Incompressible Linear Elasticity fails in the second time step

Hi,

I have an incompressible linear elasticity problem that I need to solve for displacement and pressure. I have the following code which converges once and then gives me a strange error. The code and the error are as follows:

from dolfin import *
import numpy as np

#Solver configs
class Problem(NonlinearProblem):
    def __init__(self, J, F, bcs):
        self.bilinear_form = J
        self.linear_form = F
        self.bcs = bcs
        NonlinearProblem.__init__(self)

    def F(self, b, x):
        assemble(self.linear_form, tensor=b)
        for bc in self.bcs:
            bc.apply(b, x)

    def J(self, A, x):
        assemble(self.bilinear_form, tensor=A)
        for bc in self.bcs:
            bc.apply(A)
###############################################################
###############################################################
class CustomSolver1(NewtonSolver):
    def __init__(self):
        NewtonSolver.__init__(self, mesh.mpi_comm(),
                              PETScKrylovSolver(), PETScFactory.instance())

    def solver_setup(self, A, P, problem, iteration):
        self.linear_solver().set_operator(A)
        PETScOptions.set("ksp_max_it", 1000)
        PETScOptions.set("ksp_initial_guess_nonzero", "true")
        PETScOptions.set("ksp_type", "gmres")
        PETScOptions.set("ksp_monitor")
        PETScOptions.set("pc_type", "hypre")
        PETScOptions.set("pc_hypre_type", "euclid")

        self.linear_solver().set_from_options()
###############################################################

#Mesh
meshlevel = 5
degree = 1
dim = 2
mesh = UnitDiscMesh.create(MPI.comm_world, meshlevel, degree, dim)
###############################################################

###############################################################
P1_scalar = FiniteElement("P",triangle,1)
P2_scalar = VectorElement("P",triangle,1)
VE = MixedElement([P2_scalar,P1_scalar])
V = FunctionSpace(mesh,VE)
###############################################################

# Define trial and test functions
up = Function(V)
u , p = split(up)
vu , vp = TestFunctions(V)
#######################################################################
#Dimension of the space
d = V.dim()
###############################################################


#time step variables
T = 2000      # final
num_steps= 20000 #number of time steps
dt = T / num_steps # time step
eps = 1       # diffusion coefficient
t=0
k = Constant(dt)
rho = Constant(eps)
###############################################################


#Stress function
def sigma(u,p):
     mu = Constant(5) #tumor is stiffer than regular tissue
     Lambda = Constant(13.867)
     II = Identity(2)            # Identity tensor
     return -p*II+2*mu*(epsilon(u))
###############################################################

#Symmetric part
def epsilon(u):
    return 0.5*(nabla_grad(u) + nabla_grad(u).T)
###############################################################

vtkfile_1 = File('test/mesh.pvd')
#######################################################################
t = 0.0
j = int(0)
#######################################################################
vtkfile_1<<(mesh,t)
for n in range(num_steps):

     ##############################################################
     print(t,flush=True)
     t+=dt
     j+=1
     ##############################################################

     F2 =  inner(sigma(u,p),epsilon(vu))*dx+dot((div(u)-(1+t)),vp)*dx
     #######################################################################

     #######################################################################
     J2 = derivative(F2,up)
     problem1 = Problem(J2,F2,[])
     custom_solver1 = CustomSolver1()
     custom_solver1.solve(problem1, up.vector())
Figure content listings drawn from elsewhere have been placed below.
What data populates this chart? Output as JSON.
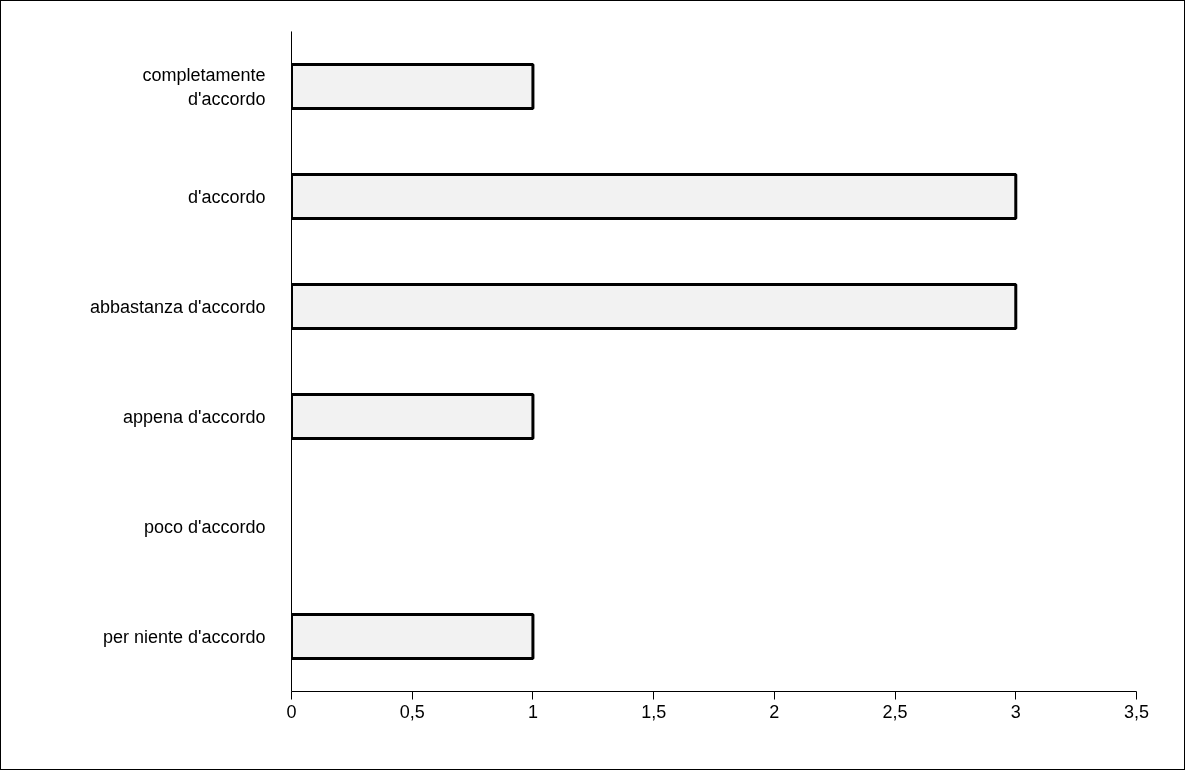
{
  "chart_data": {
    "type": "bar",
    "orientation": "horizontal",
    "categories": [
      "completamente d'accordo",
      "d'accordo",
      "abbastanza d'accordo",
      "appena d'accordo",
      "poco d'accordo",
      "per niente d'accordo"
    ],
    "values": [
      1,
      3,
      3,
      1,
      0,
      1
    ],
    "color": "#f2f2f2",
    "xlim": [
      0,
      3.5
    ],
    "xticks": [
      0,
      {
        "value": 0.5,
        "label": "0,5"
      },
      1,
      {
        "value": 1.5,
        "label": "1,5"
      },
      2,
      {
        "value": 2.5,
        "label": "2,5"
      },
      3,
      {
        "value": 3.5,
        "label": "3,5"
      }
    ],
    "grid": false
  }
}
     ##############################################################
     u, p = up.split()
     ALE.move(mesh,u)

     vtkfile_1<<(mesh,t)

============= error stack trace ====================
[0] ERROR: zero diagonal in local row 1
iluk_seq_block file= ilu_seq.c line= 428

[0] called from: factor_private file= Euclid_dh.c line= 481
[0] called from: Euclid_dhSetup file= Euclid_dh.c line= 245
[0] called from: HYPRE_EuclidSetup file= HYPRE_parcsr_Euclid.c line= 290

application called MPI_Abort(comm=0x84000007, -1) - process 0
[unset]: write_line error; fd=-1 buf=:cmd=abort exitcode=-1
:
system msg for write_line failure : Bad file descriptor
Error in system call pthread_mutex_destroy: Device or resource busy
src/mpi/init/initthread.c:240

The error was really long so I posted the first part of it. IF you run the code you will see that it successfully converges and moves the mesh and then in the next time-step it fails with the above error. Do you know what is happening here and what I should change in my code to get it to work? Any help would be much appreciated.

Are you convinced your problem is well posed without boundary conditions?

Also you’re creating PETSc linear algebra objects every step in your loading loop. Euclid is probably complaining because the reference to the preconditioner has changed.

You could debug a lot of this by making sure your problem works with a coarse mesh and a direct solver. If that doesn’t work then you likely have more fundamental problems than the iterative solver.